Doyle was ruled out of order in less than a minute on June 17, after he asked about an officer who was fired from the Police Department. Holbrook said his statements were inflammatory. Doyle repeatedly asked which specific rule he violated, and was removed.

Scarborough Town Council rules allow up to three minutes of general public comment per speaker on an item not on the evening’s agenda.

Doyle’s lawsuit also claims he was acting as a member of the press, and attended the meetings as a reporter for his blog. According to court documents dated July 9, he claimed he “suffered irreparable harm by being under the threat of immediate arrest” by the officer who escorted him out of Council Chambers.

Doyle claimed Town Manager Tom Hall “stood up and advanced toward the podium indicating a possible physical confrontation and nodded to the officer” behind Doyle to step in, which the officer did.

The documents said the officer thanked Doyle for his cooperation as he left, “which could only mean the officer was prepared to arrest and restrain” him.

Hall this week said he could not discuss an ongoing legal matter. Holbrook, the council chairwoman, did not respond to requests for comment.

Doyle has also tried to avoid paying Scarborough’s fees for processing requests he has submitted for information under the state’s Freedom of Access Act. He based his waiver claim on his financial circumstances.

But in a February hearing in Cumberland County Superior Court in Portland, Doyle failed to provide any documentation of his income and expenses.

Citing Doyle’s “false affidavit and his suspect testimony,” Justice Joyce A. Wheeler denied the waiver and ordered him to pay the fees.

Doyle has a long history of confrontational behavior and criticism of town government.

In Falmouth, he has verbally attacking elected officials and town staff. In 2010 he began a petition to have Cathy Breen, then the Town Council chairwoman and currently a state senator, recalled on the basis she did not comply with council rules. The petition failed.

In 2011, Doyle filed a complaint against Andrew Kinley, then vice chairman of the Falmouth School Board, for allegedly assaulting Doyle during a meeting. The allegation followed a dispute over public seating during the meeting. No charges were brought against Kinley.

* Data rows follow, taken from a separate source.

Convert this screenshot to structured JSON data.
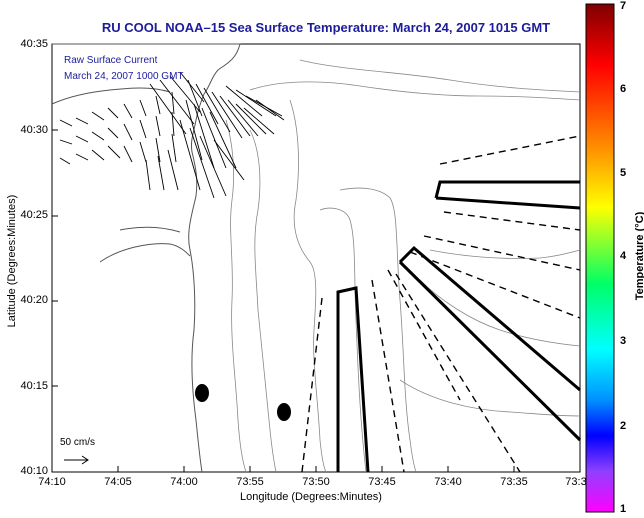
{
  "title": "RU COOL  NOAA–15  Sea Surface Temperature:  March 24, 2007 1015 GMT",
  "legend": {
    "line1": "Raw Surface Current",
    "line2": "March 24, 2007 1000 GMT"
  },
  "scale_label": "50 cm/s",
  "axes": {
    "xlabel": "Longitude (Degrees:Minutes)",
    "ylabel": "Latitude (Degrees:Minutes)",
    "xticks": [
      "74:10",
      "74:05",
      "74:00",
      "73:55",
      "73:50",
      "73:45",
      "73:40",
      "73:35",
      "73:3"
    ],
    "yticks": [
      "40:35",
      "40:30",
      "40:25",
      "40:20",
      "40:15",
      "40:10"
    ]
  },
  "colorbar": {
    "title": "Temperature (°C)",
    "ticks": [
      "7",
      "6",
      "5",
      "4",
      "3",
      "2",
      "1"
    ],
    "colors": [
      "#8b0000",
      "#ff0000",
      "#ff8c00",
      "#ffff00",
      "#00ff00",
      "#00ffff",
      "#0080ff",
      "#0000ff",
      "#8000ff",
      "#ff00ff"
    ]
  }
}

A police officer is present at all Falmouth Town Council meetings because of Doyle, and Franco, Scarborough’s attorney, has previously represented Falmouth in cases involving Doyle.

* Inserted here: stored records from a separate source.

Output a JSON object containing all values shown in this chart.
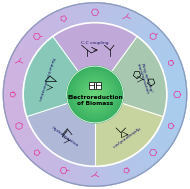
{
  "title": "Electroreduction\nof Biomass",
  "outer_bg_color": "#b8d0e8",
  "outer_bg_color2": "#d0b8d8",
  "white_ring_color": "#f5f5f5",
  "section_colors": [
    "#c0a8d8",
    "#a8c8b0",
    "#c8d4a0",
    "#b0b8d8",
    "#88c8b8"
  ],
  "section_starts": [
    54,
    -18,
    -90,
    -162,
    -234
  ],
  "section_labels": [
    "C-C coupling",
    "Ring-opening/\ntransformation",
    "Hydrogenolysis",
    "Hydrogenation",
    "Reductive amination"
  ],
  "label_angles": [
    90,
    18,
    -54,
    -126,
    -198
  ],
  "center_color1": "#38b060",
  "center_color2": "#60cc90",
  "center_text": "Electroreduction\nof Biomass",
  "pink_color": "#e040a0",
  "dark_blue": "#1a1a6a",
  "outer_r": 0.97,
  "white_r": 0.76,
  "center_r": 0.3,
  "label_r": 0.55
}
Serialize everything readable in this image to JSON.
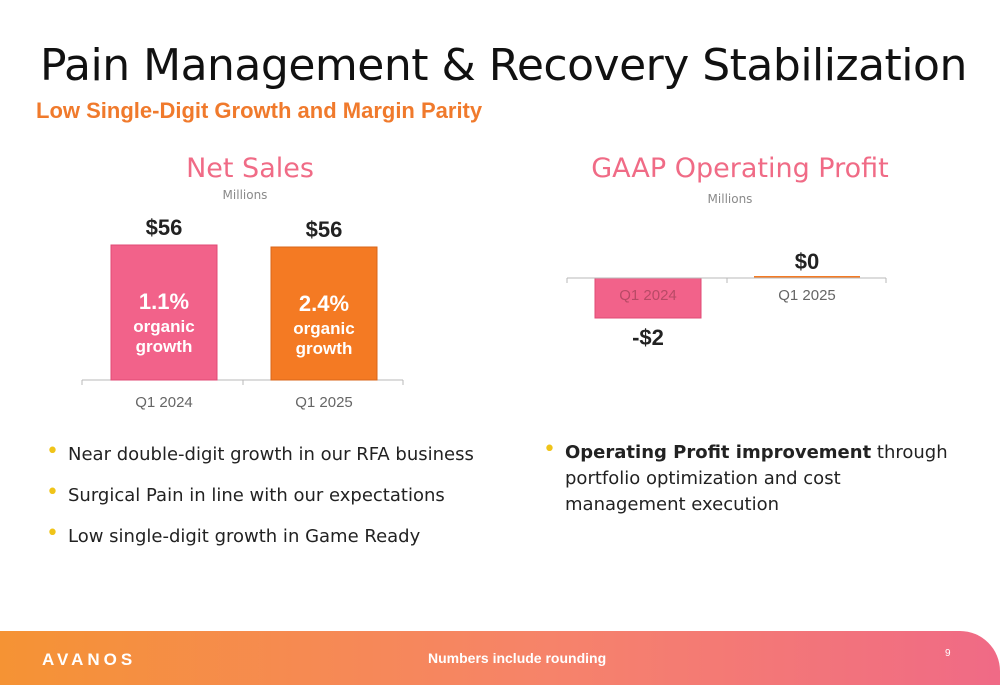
{
  "slide": {
    "title": "Pain Management & Recovery Stabilization",
    "subtitle": "Low Single-Digit Growth and Margin Parity"
  },
  "chart_data": [
    {
      "type": "bar",
      "title": "Net Sales",
      "units": "Millions",
      "categories": [
        "Q1 2024",
        "Q1 2025"
      ],
      "values": [
        56,
        56
      ],
      "value_labels": [
        "$56",
        "$56"
      ],
      "bar_annotations": [
        {
          "pct": "1.1%",
          "line1": "organic",
          "line2": "growth"
        },
        {
          "pct": "2.4%",
          "line1": "organic",
          "line2": "growth"
        }
      ],
      "colors": [
        "#f2628a",
        "#f47a23"
      ],
      "ylim": [
        0,
        56
      ],
      "grid": false
    },
    {
      "type": "bar",
      "title": "GAAP Operating Profit",
      "units": "Millions",
      "categories": [
        "Q1 2024",
        "Q1 2025"
      ],
      "values": [
        -2,
        0
      ],
      "value_labels": [
        "-$2",
        "$0"
      ],
      "colors": [
        "#f2628a",
        "#f47a23"
      ],
      "ylim": [
        -2,
        0
      ],
      "grid": false
    }
  ],
  "left_bullets": [
    {
      "text": "Near double-digit growth in our RFA business"
    },
    {
      "text": "Surgical Pain in line with our expectations"
    },
    {
      "text": "Low single-digit growth in Game Ready"
    }
  ],
  "right_bullet": {
    "bold": "Operating Profit improvement",
    "rest": " through portfolio optimization and cost management execution"
  },
  "footer": {
    "logo": "AVANOS",
    "note": "Numbers include rounding",
    "page": "9",
    "colors": {
      "start": "#f59334",
      "end": "#f06a86"
    }
  }
}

More recently, Doyle tried unsuccessfully to sue the Falmouth School Department to provide him with telephone records from former Superintendent of Schools Barbara Powers. The town provided redacted information, and Doyle sued in Superior Court for non-redacted information, but was rebuked. He eventually appealed to the Supreme Judicial Court, which upheld the lower court’s decision.

Doyle is retired from the insurance industry and also formerly worked as a securities trader. He now drives for Uber, and twice ran unsuccessfully for the Falmouth School Board, most recently in 2013.

Doyle pleaded guilty to misrepresenting and selling unregistered securities in 2002. He was sentenced to 2 1/2 years in prison with all but 14 months suspended, and was ordered to pay a $16,000 fine. He blamed his conviction on his lawyers, who he claimed tricked him into twice pleading guilty.

Doyle has filed hundreds of FOAA request in Falmouth, and in 2012 was provided with access to more than 3,100 email addresses of subscribers to the town’s email notification service. He then sent out a mass email to the subscribers.

The breach eventually led lawmakers to propose changes to the FOAA to protect email addresses of people who subscribe to government website and email announcement lists.

He is commonly regarded as one of Maine’s most prolific FOAA users, if not the most prolific, at times sending off requests on nearly a daily basis.